Most important, Father Damien had no magical illusions that Jesus provided him immunity from disease. When he’d ministered in Kalawao for eleven years, he realized he’d stopped feeling pain in his extremities, a diagnostic sign of Hansen’s disease. He’d become a leper. The disease became so advanced that he needed to wear a bamboo frame beneath his liturgical vestments to keep his clothing from blistering his skin.

And still he served his parish. He eventually served sixteen years among perhaps the most feared population in Hawai’i, then died among them, and was buried in their midst. Having the protections of a European in an essentially colonized nation, he could’ve received much better treatment, if he’d only left his parishioners behind. But he didn’t perceive Whiteness as gain; he served lepers, until he became a leper.

Witnessing today’s spoiled, White megachurch Christians claiming God will prevent them getting infected with a highly infectious disease, I can’t help comparing them to Father Damien. For him, Christianity meant getting his hands dirty, getting the castoffs from parishioners’ saturated bandages on his clothes. It meant loving them during their lives, and ensuring they had honorable burials when they died. Christianity meant walking into Kalawao, and never walking out.

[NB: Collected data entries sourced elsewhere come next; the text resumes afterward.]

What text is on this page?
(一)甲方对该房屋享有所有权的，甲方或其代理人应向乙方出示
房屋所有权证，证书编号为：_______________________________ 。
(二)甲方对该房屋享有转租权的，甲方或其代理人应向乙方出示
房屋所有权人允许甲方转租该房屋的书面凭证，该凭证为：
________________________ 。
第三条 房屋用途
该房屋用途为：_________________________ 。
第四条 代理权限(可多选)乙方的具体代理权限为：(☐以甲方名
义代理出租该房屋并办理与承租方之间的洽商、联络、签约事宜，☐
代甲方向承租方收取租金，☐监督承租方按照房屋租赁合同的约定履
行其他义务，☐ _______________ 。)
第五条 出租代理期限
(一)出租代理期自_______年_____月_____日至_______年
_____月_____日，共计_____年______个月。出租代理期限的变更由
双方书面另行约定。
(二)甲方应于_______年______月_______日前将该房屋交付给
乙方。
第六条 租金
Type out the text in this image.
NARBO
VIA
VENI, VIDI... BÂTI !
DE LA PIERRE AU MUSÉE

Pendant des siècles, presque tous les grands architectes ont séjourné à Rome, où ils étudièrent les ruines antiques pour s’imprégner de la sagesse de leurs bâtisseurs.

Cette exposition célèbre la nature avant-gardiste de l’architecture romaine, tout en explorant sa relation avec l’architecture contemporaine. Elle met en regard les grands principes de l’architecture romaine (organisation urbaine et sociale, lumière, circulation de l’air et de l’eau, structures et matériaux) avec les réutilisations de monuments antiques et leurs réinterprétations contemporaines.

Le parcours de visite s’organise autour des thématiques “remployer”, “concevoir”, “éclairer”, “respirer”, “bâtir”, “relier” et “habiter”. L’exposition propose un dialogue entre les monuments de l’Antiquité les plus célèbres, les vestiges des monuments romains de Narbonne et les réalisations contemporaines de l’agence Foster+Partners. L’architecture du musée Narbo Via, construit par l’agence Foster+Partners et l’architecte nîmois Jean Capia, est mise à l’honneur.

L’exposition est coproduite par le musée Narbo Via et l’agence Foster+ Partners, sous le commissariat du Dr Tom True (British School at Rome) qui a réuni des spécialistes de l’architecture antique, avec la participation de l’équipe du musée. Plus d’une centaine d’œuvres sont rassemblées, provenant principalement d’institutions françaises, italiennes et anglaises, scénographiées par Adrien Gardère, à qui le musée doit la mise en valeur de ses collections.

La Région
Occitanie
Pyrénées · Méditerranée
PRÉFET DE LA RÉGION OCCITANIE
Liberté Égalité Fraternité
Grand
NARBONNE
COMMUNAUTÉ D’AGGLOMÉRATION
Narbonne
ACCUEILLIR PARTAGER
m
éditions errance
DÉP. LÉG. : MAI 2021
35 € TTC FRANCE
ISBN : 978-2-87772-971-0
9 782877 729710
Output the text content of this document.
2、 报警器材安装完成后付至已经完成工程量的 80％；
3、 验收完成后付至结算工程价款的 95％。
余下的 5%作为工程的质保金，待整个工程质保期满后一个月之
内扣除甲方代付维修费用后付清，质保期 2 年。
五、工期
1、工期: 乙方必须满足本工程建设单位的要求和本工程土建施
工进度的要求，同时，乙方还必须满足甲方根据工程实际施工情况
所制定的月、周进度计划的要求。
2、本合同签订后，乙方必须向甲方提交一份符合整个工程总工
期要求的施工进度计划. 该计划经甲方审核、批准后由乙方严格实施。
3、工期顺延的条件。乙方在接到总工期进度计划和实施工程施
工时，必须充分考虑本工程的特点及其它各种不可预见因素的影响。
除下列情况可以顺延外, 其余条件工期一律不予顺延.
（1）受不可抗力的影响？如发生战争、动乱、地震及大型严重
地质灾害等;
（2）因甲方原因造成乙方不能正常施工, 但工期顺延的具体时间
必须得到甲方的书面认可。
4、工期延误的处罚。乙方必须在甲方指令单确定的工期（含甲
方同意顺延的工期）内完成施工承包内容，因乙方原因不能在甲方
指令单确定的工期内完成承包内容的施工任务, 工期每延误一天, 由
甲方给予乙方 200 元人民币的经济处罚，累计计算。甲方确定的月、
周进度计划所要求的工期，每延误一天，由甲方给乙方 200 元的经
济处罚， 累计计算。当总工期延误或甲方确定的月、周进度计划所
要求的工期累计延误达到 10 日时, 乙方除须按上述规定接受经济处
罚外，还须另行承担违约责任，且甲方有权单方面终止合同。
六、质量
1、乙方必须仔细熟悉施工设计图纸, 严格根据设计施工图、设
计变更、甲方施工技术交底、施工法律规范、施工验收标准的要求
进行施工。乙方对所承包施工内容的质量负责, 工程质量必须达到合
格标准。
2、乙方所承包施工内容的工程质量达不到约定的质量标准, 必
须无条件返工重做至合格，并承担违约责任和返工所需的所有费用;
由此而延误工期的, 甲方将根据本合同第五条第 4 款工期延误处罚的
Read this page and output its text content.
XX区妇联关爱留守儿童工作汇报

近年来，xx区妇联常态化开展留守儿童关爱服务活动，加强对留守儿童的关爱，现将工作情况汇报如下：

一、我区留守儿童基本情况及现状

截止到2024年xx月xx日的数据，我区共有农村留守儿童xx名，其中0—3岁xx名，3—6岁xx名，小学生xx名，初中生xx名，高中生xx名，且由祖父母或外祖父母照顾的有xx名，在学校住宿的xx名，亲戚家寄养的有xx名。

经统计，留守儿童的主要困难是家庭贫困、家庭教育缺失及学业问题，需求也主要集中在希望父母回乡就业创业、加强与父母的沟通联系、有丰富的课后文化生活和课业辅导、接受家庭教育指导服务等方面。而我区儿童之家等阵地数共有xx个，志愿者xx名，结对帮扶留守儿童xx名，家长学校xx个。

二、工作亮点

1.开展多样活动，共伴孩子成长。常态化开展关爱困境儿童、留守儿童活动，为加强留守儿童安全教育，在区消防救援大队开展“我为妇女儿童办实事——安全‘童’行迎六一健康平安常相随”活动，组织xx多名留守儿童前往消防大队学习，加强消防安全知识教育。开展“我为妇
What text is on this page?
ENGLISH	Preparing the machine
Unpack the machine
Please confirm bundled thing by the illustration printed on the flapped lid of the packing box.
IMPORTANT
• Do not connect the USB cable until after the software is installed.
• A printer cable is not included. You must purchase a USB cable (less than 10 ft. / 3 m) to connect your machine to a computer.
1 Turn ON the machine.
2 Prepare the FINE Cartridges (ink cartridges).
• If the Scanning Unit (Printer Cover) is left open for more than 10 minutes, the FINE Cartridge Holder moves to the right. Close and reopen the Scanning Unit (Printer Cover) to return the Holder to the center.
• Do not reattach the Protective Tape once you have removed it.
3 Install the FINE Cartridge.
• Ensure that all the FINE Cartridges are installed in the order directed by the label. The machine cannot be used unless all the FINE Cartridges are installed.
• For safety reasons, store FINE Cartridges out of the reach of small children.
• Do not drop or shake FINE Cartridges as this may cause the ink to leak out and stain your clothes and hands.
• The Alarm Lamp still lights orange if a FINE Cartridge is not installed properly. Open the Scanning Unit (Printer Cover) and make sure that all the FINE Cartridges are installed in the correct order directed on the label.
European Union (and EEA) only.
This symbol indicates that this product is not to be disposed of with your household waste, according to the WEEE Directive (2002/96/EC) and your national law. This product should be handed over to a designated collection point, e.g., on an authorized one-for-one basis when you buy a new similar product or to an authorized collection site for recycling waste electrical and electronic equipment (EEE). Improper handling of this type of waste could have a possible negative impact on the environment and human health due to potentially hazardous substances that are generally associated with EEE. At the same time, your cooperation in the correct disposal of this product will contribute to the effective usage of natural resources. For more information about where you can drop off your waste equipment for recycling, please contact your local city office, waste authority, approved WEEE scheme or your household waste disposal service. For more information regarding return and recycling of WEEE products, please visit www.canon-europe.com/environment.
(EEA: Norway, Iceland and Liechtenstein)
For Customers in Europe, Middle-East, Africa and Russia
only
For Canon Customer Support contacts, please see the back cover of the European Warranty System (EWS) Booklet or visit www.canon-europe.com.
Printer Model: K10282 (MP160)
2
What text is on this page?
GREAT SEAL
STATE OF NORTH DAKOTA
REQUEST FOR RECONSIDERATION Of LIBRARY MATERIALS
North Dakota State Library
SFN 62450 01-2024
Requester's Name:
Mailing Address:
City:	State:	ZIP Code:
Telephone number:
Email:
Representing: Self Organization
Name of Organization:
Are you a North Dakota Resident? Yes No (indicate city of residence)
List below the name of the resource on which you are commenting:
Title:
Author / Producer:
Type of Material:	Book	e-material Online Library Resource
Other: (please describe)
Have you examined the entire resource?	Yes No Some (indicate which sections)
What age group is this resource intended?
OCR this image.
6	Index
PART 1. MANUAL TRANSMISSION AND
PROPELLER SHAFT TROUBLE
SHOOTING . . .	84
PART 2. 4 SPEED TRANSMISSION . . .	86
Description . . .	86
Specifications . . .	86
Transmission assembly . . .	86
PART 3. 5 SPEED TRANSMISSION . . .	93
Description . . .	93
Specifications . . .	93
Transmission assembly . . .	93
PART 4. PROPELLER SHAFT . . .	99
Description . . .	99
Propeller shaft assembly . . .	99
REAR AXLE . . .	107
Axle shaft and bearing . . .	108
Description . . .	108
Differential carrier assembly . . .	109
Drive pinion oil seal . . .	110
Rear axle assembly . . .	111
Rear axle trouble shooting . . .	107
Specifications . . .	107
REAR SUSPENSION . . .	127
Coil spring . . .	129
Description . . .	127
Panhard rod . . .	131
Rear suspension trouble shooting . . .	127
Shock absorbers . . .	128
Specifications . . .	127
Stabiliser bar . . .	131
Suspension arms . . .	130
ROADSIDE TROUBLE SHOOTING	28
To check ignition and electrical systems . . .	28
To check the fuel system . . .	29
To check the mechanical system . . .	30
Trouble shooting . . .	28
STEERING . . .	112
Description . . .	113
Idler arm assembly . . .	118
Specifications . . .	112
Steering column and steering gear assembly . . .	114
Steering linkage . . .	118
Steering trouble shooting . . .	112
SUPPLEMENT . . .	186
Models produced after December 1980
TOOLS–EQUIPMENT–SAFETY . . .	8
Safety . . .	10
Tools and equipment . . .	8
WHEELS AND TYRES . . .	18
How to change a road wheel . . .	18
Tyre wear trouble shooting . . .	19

I’m not always the best representative of Christianity. I get short-sighted, focused on my own comfort and ease. It’s easy to say “I’m only human,” but so were the Apostles. And so was Father Damien. In an era defined by colonial poverty, a rootless state, and widespread disease, I want to be more like Father Damien. I want to stop thinking about my glory, and instead serve the suffering, those Christ calls us to serve.